Em todo o caso, a situação em Portugal é incomparável à de países onde o acesso a planeamento familiar, a cuidados de saúde e a hospitais é um luxo?

A emergência em matéria de saúde sexual e reprodutiva em muitos países em que o acesso à saúde e a hospitais é um luxo não se compara com a situação em Portugal, é certo, mas isso não nos deve fazer baixar o nível de exigência. Em matéria de acesso à saúde ainda estamos longe das condições necessárias, basta ir à urgência de um hospital ou verificar os milhares e milhares que não têm médico de família.

Como avalia a ação do Grupo Parlamentar Português sobre População e Desenvolvimento (GPPsPD)?

Tem sido útil. A existência de um espaço que reúne parlamentares que pensam, debatem e tentam colocar na agenda matérias sobre desenvolvimento, numa visão abrangente do planeta e não imediatista, é útil para o Parlamento, para os Grupos Parlamentares e para as organizações e movimentos que atuam no terreno. O contacto com parlamentares de outros países e o conhecimento concreto da situação, nomeadamente em países de língua portuguesa, pode e deve ser um importante contributo para a política externa e de cooperação. Mas não pode ficar pelas intenções e declarações, tem que influenciar as políticas concretas.

“Portugal tem andado à deriva em matéria de cooperação internacional para o desenvolvimento. Basta dizer que, na anterior legislatura, o Parlamento nunca discutiu a estratégia nacional para a cooperação.”

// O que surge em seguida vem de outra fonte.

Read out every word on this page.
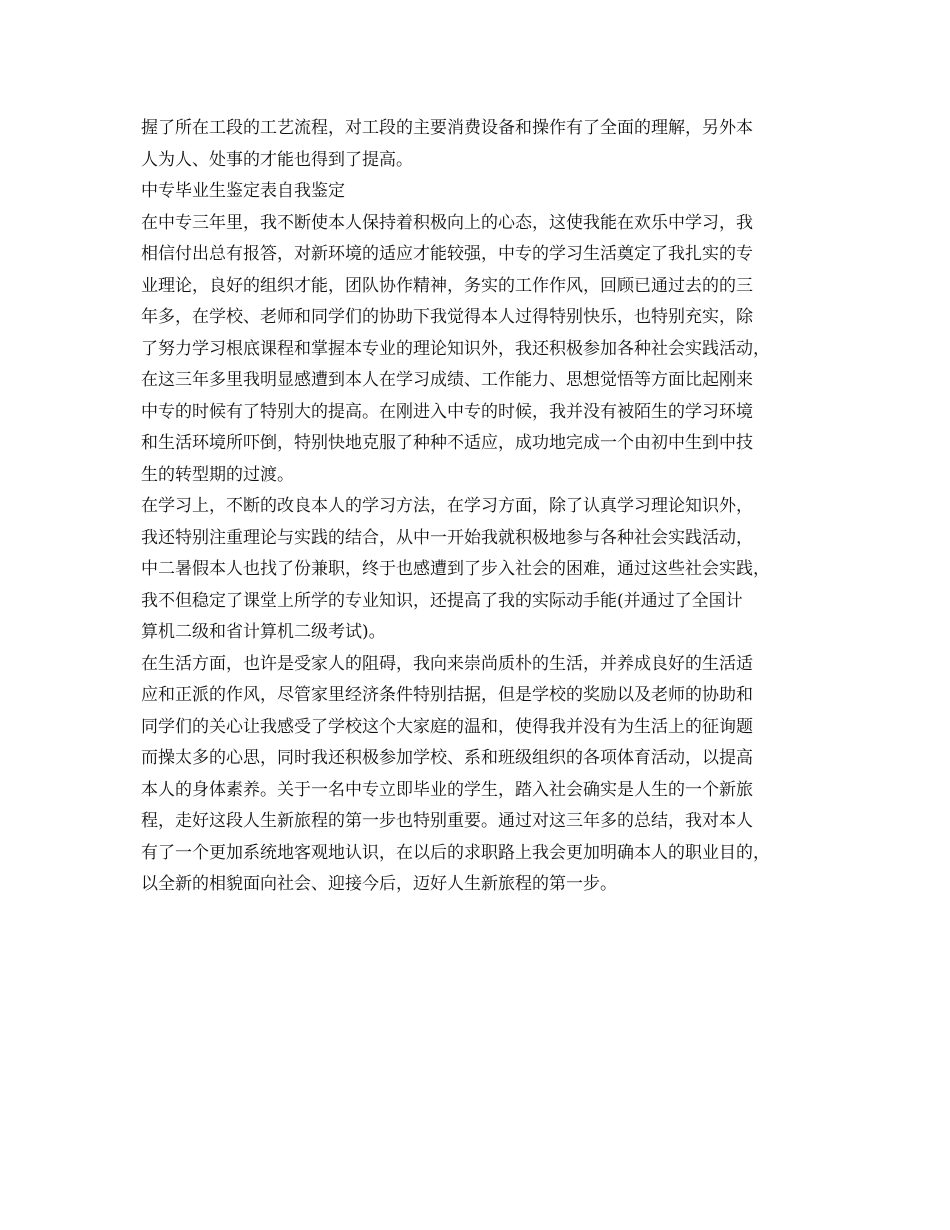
握了所在工段的工艺流程，对工段的主要消费设备和操作有了全面的理解，另外本

人为人、处事的才能也得到了提高。

中专毕业生鉴定表自我鉴定

在中专三年里，我不断使本人保持着积极向上的心态，这使我能在欢乐中学习，我

相信付出总有报答，对新环境的适应才能较强，中专的学习生活奠定了我扎实的专

业理论，良好的组织才能，团队协作精神，务实的工作作风，回顾已通过去的的三

年多，在学校、老师和同学们的协助下我觉得本人过得特别快乐，也特别充实，除

了努力学习根底课程和掌握本专业的理论知识外，我还积极参加各种社会实践活动，

在这三年多里我明显感遭到本人在学习成绩、工作能力、思想觉悟等方面比起刚来

中专的时候有了特别大的提高。在刚进入中专的时候，我并没有被陌生的学习环境

和生活环境所吓倒，特别快地克服了种种不适应，成功地完成一个由初中生到中技

生的转型期的过渡。

在学习上，不断的改良本人的学习方法，在学习方面，除了认真学习理论知识外，

我还特别注重理论与实践的结合，从中一开始我就积极地参与各种社会实践活动，

中二暑假本人也找了份兼职，终于也感遭到了步入社会的困难，通过这些社会实践，

我不但稳定了课堂上所学的专业知识，还提高了我的实际动手能(并通过了全国计

算机二级和省计算机二级考试)。

在生活方面，也许是受家人的阻碍，我向来崇尚质朴的生活，并养成良好的生活适

应和正派的作风，尽管家里经济条件特别拮据，但是学校的奖励以及老师的协助和

同学们的关心让我感受了学校这个大家庭的温和，使得我并没有为生活上的征询题

而操太多的心思，同时我还积极参加学校、系和班级组织的各项体育活动，以提高

本人的身体素养。关于一名中专立即毕业的学生，踏入社会确实是人生的一个新旅

程，走好这段人生新旅程的第一步也特别重要。通过对这三年多的总结，我对本人

有了一个更加系统地客观地认识，在以后的求职路上我会更加明确本人的职业目的，

以全新的相貌面向社会、迎接今后，迈好人生新旅程的第一步。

Não acha que faz falta a definição de uma agenda de desenvolvimento com prioridades bem elencadas e, sobretudo, baseadas na análise de boas práticas e de provas de eficácia? Pergunto, porque todos concordam que compensa investir nas mulheres e na sua saúde sexual e reprodutiva, mas tardam a assumir essa abordagem nos documentos estratégicos da cooperação internacional.

Portugal tem andado à deriva em matéria de cooperação internacional para o desenvolvimento. Os nossos índices são baixíssimos. Basta dizer que, na anterior legislatura, o Parlamento nunca discutiu a estratégia nacional para a cooperação. Espero que isso se altere e com urgência. E, claro, a existência de uma agenda é fundamental – para atuar no terreno e para o escrutínio democrático.

Quais são os maiores desafios ao desenvolvimento?

As prioridades estão definidas, existe consenso internacional sobre isso: erradicar a fome, educação, saúde, direitos. Agora, urge concretizar, sem hipocrisias. Não tenho dúvidas que enquanto os interesses da finança dominarem a geopolítica, será muito difícil de concretizar. Assim como a necessidade de ligar o combate à corrupção como parte integrante do desenvolvimento. O maior desafio é colocar as pessoas no centro das opções políticas. Todos/as temos um papel nisso. No caso concreto da Europa, estamos perante o desafio do século – os refugiados – e as respostas escasseiam e tardam, mostrando a impotência da União Europeia.

Quem é Helena Pinto?

Helena PintoHelena Maria Moura Pinto, 56 anos, ex-deputada pelo Bloco de Esquerda (entre 2005 e 2015), foi presidente da Federação das Associações Juvenis do Distrito de Lisboa, fundadora e membro da direcção da Associação Juvenil Olho Vivo, e presididente da UMAR - União Mulheres Alternativa e Resposta. Desde as últimas eleições autárquicas, em 2013, que é vereadora da Câmara Municipal de Torres Novas.